Tracy McKenzie Introduces Us To Alexis de Tocqueville


“The County Election” by George Caleb Bingham, 1852

In writing and thinking about populism in American politics, Wheaton historian Robert Tracy McKenzie got to thinking about America in the age of Andrew Jackson, who was elected president in 1828 and served until 1837. And in considering the ramifications of the state of American politics in the age of Jackson, McKenzie directs us to one of the most important books on America ever written–Democracy in America, by Alexis de Tocqueville.

It’s one of the most intriguing studies, not only of American politics in the 1830s, but of American values, habits, assumptions, and beliefs during that time. As a historical work, it is a fascinating window looking into America’s past. Much of what Tocqueville saw in Americans remains today. And much of what he saw is gone forever–good things and bad things.

McKenzie urges us to take up and read Tocqueville, because Tocqueville made a contribution to an ongoing conversation of which we can and should be a part. He cites C. S. Lewis on the value of reading old books–old books reveal our blind spots in a way that contemporary books do not, indeed cannot.

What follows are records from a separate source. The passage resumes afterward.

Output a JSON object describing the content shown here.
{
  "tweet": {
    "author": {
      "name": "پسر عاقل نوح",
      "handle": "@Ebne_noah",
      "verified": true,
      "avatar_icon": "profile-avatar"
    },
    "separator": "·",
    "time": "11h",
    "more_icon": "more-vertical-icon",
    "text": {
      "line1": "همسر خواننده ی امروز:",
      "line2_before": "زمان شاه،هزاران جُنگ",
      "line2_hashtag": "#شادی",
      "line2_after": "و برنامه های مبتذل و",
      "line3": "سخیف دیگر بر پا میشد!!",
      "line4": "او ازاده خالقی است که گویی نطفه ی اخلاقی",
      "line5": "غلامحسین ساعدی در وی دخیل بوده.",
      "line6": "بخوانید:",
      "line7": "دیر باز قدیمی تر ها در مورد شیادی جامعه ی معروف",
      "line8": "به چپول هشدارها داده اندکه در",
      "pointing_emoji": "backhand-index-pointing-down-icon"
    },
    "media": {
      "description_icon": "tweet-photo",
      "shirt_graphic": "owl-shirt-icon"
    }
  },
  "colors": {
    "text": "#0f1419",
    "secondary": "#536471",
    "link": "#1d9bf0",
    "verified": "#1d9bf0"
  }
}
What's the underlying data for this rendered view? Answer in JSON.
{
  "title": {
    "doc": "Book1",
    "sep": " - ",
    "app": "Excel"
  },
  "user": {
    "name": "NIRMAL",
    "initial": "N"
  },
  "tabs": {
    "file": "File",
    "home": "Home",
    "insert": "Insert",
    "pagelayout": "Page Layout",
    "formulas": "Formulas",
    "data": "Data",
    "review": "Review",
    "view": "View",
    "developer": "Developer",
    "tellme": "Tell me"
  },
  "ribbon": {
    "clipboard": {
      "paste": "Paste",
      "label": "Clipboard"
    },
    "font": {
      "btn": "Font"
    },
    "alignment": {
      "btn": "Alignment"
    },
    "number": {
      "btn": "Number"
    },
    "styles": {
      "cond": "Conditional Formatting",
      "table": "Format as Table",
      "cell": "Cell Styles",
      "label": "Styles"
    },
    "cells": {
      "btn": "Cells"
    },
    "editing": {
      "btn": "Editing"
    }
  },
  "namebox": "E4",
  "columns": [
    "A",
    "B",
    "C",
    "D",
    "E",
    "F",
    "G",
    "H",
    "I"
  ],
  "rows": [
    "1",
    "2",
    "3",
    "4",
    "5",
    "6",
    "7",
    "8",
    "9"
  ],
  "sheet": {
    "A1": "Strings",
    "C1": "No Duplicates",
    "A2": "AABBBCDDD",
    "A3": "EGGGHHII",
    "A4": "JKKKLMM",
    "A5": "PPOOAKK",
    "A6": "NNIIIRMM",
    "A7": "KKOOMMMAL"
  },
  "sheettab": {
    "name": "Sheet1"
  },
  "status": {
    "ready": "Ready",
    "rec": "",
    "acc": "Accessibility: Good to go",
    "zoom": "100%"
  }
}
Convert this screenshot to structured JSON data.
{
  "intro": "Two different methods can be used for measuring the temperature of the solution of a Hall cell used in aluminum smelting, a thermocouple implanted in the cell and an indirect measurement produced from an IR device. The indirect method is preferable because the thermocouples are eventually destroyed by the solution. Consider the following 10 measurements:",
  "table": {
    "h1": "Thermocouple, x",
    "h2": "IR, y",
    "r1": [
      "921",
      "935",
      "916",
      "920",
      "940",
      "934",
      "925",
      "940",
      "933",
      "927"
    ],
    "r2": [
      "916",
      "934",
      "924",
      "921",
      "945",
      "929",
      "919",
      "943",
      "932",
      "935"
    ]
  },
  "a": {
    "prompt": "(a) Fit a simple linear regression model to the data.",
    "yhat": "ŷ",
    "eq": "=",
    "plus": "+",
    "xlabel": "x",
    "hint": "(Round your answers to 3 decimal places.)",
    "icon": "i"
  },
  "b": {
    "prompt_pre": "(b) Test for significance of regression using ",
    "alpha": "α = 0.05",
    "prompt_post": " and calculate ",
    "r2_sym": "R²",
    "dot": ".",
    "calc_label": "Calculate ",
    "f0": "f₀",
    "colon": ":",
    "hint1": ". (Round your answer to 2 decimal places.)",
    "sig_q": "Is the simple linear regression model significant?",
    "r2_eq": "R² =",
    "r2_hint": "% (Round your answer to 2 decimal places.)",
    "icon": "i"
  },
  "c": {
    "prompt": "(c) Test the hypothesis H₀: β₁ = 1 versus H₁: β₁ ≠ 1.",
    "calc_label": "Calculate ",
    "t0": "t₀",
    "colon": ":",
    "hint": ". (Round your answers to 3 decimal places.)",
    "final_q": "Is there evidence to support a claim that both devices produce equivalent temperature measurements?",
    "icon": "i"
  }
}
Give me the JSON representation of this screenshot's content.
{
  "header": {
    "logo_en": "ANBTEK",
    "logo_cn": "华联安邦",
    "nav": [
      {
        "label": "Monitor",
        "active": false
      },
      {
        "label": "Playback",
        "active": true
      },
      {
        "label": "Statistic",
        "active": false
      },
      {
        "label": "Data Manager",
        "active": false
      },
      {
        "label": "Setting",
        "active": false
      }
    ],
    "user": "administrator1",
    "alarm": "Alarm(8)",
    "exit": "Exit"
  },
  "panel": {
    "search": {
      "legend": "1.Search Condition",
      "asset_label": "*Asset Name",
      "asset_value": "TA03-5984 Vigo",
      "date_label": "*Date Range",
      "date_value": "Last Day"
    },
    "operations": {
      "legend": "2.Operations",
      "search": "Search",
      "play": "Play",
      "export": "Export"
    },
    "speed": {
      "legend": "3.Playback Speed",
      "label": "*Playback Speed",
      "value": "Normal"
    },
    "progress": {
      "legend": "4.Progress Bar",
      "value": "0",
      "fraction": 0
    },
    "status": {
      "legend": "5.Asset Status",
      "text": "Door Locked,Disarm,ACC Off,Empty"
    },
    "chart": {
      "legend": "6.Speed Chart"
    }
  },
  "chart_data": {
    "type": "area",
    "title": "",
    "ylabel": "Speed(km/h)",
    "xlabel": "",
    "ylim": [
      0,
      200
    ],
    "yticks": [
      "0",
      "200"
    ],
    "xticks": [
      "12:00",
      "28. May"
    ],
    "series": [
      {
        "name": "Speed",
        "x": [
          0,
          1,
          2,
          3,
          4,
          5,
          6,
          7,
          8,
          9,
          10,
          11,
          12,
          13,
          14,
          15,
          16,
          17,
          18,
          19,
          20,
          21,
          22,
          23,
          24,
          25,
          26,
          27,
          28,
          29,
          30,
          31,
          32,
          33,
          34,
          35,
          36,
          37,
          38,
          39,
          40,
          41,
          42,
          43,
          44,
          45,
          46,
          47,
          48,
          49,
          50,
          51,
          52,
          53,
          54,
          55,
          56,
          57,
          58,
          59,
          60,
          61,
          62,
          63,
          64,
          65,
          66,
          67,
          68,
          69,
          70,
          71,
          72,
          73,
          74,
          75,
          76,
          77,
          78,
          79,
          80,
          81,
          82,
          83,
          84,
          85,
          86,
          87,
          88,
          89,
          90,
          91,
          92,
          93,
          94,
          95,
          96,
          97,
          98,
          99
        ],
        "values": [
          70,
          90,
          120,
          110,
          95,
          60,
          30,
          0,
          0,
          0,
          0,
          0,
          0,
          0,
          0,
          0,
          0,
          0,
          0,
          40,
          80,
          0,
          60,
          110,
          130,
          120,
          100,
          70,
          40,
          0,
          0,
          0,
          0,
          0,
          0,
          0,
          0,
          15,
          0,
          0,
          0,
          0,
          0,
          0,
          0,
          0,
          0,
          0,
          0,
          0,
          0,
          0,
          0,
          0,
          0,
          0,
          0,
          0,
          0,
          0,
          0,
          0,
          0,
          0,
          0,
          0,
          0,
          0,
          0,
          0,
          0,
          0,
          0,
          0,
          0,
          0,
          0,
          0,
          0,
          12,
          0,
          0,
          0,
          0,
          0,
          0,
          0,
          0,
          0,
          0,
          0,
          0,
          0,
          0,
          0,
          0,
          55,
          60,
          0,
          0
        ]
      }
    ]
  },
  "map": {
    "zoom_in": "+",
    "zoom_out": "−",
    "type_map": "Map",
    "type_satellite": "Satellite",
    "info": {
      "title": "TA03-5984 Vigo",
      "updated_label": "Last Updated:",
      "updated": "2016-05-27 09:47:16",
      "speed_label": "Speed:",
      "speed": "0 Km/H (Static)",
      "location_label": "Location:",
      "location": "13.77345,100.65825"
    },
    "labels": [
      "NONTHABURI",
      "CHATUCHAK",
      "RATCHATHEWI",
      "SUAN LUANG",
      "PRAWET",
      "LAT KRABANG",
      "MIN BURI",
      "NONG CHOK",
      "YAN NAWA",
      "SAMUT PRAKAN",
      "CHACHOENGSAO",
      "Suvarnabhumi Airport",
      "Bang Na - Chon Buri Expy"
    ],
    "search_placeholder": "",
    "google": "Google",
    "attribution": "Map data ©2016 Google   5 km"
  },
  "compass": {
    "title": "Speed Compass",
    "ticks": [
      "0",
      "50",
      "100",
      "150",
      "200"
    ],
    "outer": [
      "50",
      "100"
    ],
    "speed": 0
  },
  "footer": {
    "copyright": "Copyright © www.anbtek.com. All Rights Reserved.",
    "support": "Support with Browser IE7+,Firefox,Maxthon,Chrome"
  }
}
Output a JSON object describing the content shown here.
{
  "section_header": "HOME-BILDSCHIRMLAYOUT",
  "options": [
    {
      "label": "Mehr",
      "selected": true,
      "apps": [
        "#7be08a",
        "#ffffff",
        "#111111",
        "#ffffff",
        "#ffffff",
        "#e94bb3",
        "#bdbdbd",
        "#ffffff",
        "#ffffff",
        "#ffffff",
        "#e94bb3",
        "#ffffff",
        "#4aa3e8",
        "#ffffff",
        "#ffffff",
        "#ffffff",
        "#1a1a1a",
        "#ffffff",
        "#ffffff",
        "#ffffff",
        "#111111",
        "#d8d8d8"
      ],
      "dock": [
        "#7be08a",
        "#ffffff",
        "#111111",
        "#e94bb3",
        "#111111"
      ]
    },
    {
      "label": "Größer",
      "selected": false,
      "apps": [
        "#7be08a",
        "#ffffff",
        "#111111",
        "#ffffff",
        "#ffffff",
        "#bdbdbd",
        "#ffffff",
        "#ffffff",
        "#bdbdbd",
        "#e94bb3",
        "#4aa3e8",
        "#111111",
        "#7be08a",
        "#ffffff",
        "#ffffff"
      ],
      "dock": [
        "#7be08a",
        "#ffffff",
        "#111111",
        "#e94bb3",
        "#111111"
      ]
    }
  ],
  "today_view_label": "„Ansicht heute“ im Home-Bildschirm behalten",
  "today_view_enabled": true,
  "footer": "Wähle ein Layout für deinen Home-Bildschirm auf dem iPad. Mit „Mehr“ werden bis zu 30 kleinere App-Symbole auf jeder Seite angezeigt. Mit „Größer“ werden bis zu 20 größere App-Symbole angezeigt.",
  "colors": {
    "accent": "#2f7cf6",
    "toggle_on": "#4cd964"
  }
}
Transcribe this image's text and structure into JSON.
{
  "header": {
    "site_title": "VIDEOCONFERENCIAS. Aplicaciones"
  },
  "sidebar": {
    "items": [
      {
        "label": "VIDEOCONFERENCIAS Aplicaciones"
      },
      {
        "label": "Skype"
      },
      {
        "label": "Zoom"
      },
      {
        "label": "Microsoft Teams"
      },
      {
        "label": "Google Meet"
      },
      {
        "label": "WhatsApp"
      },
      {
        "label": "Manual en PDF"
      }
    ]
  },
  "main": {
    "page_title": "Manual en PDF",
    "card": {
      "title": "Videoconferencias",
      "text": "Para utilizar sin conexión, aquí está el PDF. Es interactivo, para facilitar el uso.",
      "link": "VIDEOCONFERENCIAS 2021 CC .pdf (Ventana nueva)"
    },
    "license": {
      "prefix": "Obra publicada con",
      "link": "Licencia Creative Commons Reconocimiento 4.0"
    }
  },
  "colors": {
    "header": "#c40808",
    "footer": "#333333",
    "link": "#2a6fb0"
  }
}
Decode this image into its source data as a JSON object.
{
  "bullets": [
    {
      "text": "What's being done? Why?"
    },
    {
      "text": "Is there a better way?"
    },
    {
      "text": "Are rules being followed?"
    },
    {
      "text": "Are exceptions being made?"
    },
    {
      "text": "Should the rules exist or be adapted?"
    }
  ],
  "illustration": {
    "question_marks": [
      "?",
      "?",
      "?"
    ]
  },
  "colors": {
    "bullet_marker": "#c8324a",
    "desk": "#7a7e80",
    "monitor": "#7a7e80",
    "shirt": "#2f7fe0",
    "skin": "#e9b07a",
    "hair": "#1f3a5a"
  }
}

So here is a bit of McKenzie’s introduction to Tocqueville. Consider McKenzie to be a mutual friend of yours and Tocqueville’s. McKenzie knows Tocqueville very well, and wants to introduce him to you because he wants you to benefit from his wisdom as much as he has. Take up and read his book, and in doing so, be a part of an ongoing conversation that will help mold and change you as an American, but also as an individual, in beneficial ways–

As the French Revolution of 1789 gave way to the Great Terror of 1793, Tocqueville’s grandfather went to the guillotine and his parents, then young adults, went to the dungeon and barely escaped with their lives.  By the time that Tocqueville was born a dozen years later, Napoleon Bonaparte was emperor of France.  The implications of these events were clear: proclaiming  liberty was not the same thing as preserving it, and the establishment of political equality guaranteed neither liberty nor justice.  These lessons haunted Tocqueville his whole life long, and Democracy in America cannot be understood apart from them.

You should know that though Tocqueville was an aristocrat in temperament and lineage, he both foresaw and accepted that democracy represented the wave of the future.  He hoped to refine the trend, not resist it.  If he was critical of what he saw in America–and he often was–he was on the whole a sympathetic critic.  He was fascinated with the United States because he believed it to be the freest nation in the world, and he always hoped that his native France could learn from the American example.

Finally, we should respect just how seriously Tocqueville approached his subject.  The stakes were almost incalculably high, he believed.  “The nations of our day cannot prevent conditions of equality from spreading in their midst,” Tocqueville wrote in the very last paragraph of volume II.  “But it depends upon themselves whether equality is to lead to servitude or freedom, knowledge or barbarism, prosperity or wretchedness.”